Ao responderem sobre o que torna a prática docente prazerosa e fortalece o professor, a afetividade e a proximidade com o aluno sobressaiu em todas as respostas. Foi apontado também que ver o aluno progredir e se envolver na aprendizagem de forma interessada e não somente pela recompensa da nota, cria, no professor, uma motivação para o trabalho. Outras respostas também são importantes delimitadores dessa percepção sobre o que fortalece o professor, como, por exemplo, na maioria das respostas, ficou evidente que o gosto por lecionar e o interesse dos alunos motivam os professores. Ainda merecem destaques as respostas relevantes como o “brilho nos olhos dos alunos quando aprendeu alguma coisa”; “o reconhecimento dos alunos, a perseverança e a esperança diante dos desafios educacionais”, dito pelos professores J e F, respectivamente.

Na visão do docente A, “estar próximo do aluno e conviver com ele diariamente fortalece a prática educativa, mesmo com tantos alunos e pouco tempo na sala de aula”. Ele ainda destacou que “sem afeto e respeito pelo aluno a profissão do professor não tem sentido”. O docente E ressaltou que “a maior motivação para um professor é ver que seu aluno está aprendendo e crescendo com o que está sendo ensinado”. Por sua vez, o docente G fez uma afirmação com as seguintes palavras: “Me sinto motivado quando vejo interesse nos alunos e me empolgo com as aulas”.

O conjunto dessas respostas, quanto à percepção do docente de si mesmo, sugere que os docentes vivem uma dicotomia entre encanto e desencanto, em uma situação de desânimo com seu ofício. Esse desencanto deve ser associado ao excesso de atividades burocráticas na sala de aula e ao fato de verem pouco progresso em suas práticas no que diz respeito à aprendizagem dos estudantes. As respostas revelam que os docentes não têm tempo e que esse fato traz cansaço e dificulta a aproximação e a convivência com os alunos. Nesse sentido, o tempo para fazer experiência é substituído pela necessidade de “transmitir conteúdos”, aplicar avaliações, corrigir atividades, “fechar notas” e controlar a indisciplina, em salas de aulas quase sempre numerosas.

Uma percepção que destacamos ao término deste tópico é a dificuldade dos docentes de narrarem suas atividades e suas experiências. Isso foi constatado a partir da identificação de respostas curtas, ideias contraditórias e confusas em alguns momentos e, em outros, ausência de narrativas sobre suas práticas, limitando-se a estereótipos ou clichês que são corriqueiros para traduzir a prática docente. Esse fato pode revelar uma resistência ao instrumento da pesquisa, em uma atitude negativa de insegurança de se expor ou, ainda, uma questão mais séria e problemática: um estado psicológico de emudecimento dos docentes diante de tantos desencantos presentes no cotidiano escolar.
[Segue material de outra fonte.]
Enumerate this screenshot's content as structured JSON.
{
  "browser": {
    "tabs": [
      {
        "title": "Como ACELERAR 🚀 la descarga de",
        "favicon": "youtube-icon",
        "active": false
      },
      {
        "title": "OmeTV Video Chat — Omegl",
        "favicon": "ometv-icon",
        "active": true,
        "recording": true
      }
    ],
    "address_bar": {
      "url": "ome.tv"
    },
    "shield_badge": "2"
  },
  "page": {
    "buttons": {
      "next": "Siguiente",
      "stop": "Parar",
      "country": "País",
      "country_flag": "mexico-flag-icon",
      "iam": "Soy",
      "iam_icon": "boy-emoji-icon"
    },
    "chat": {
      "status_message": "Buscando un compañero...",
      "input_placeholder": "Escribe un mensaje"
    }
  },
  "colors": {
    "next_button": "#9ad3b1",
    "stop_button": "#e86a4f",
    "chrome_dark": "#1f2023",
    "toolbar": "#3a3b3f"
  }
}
Por isso, resistem em narrar suas práticas, pois elas não se revelam como experiências que têm sentidos para eles.

Sobre a percepção da influência da racionalidade técnica na prática docente

Quanto à percepção da influência da racionalidade técnica ou da razão instrumental e seus desdobramentos na prática docente, partimos de algumas perguntas bem específicas. Questionamos o que deveria ser prioridade na prática docente: a razão, os conteúdos, a emoção, a sensibilidade, a técnica, o afeto ou outros aspectos. Os livros didáticos e as apostilas são os melhores recursos para a condução das aulas? Eles garantem a padronização e a eficiência do ensino? A atividade de ensinar é racional, sensível e criativa? O que deve predominar? O que significa uma prática docente inovadora?

Todas as respostas apontaram que, hoje, se prioriza o racional, o conteúdo, e algumas respostas ainda complementaram que o cumprimento do currículo e a exigência de resultados expressos pelas notas das provas durantes os bimestres e as avaliações externas do governo sobrepõem-se a tudo. Para o docente I, “a escola hoje foca muito nos resultados a partir das notas dos alunos, na quantidade de aprovados no fim do ano”. Já o docente E lembrou um aspecto questionador importante ao afirmar que “o cumprimento do currículo é uma norma das escolas e que os resultados nem sempre correspondem à realidade, pois, no fim, todos têm que passar”. O docente J afirmou que, em sua opinião, “a escola prioriza mais o racional, os conteúdos e que há um exagero na ideia de preparar para vestibular e Enem e que não deveria ser assim”. “Para a escola, o que importa é o conteúdo e no final as provas têm que demonstrar o que foi dado ao aluno e como ele aprendeu ou não”, destacou o docente B.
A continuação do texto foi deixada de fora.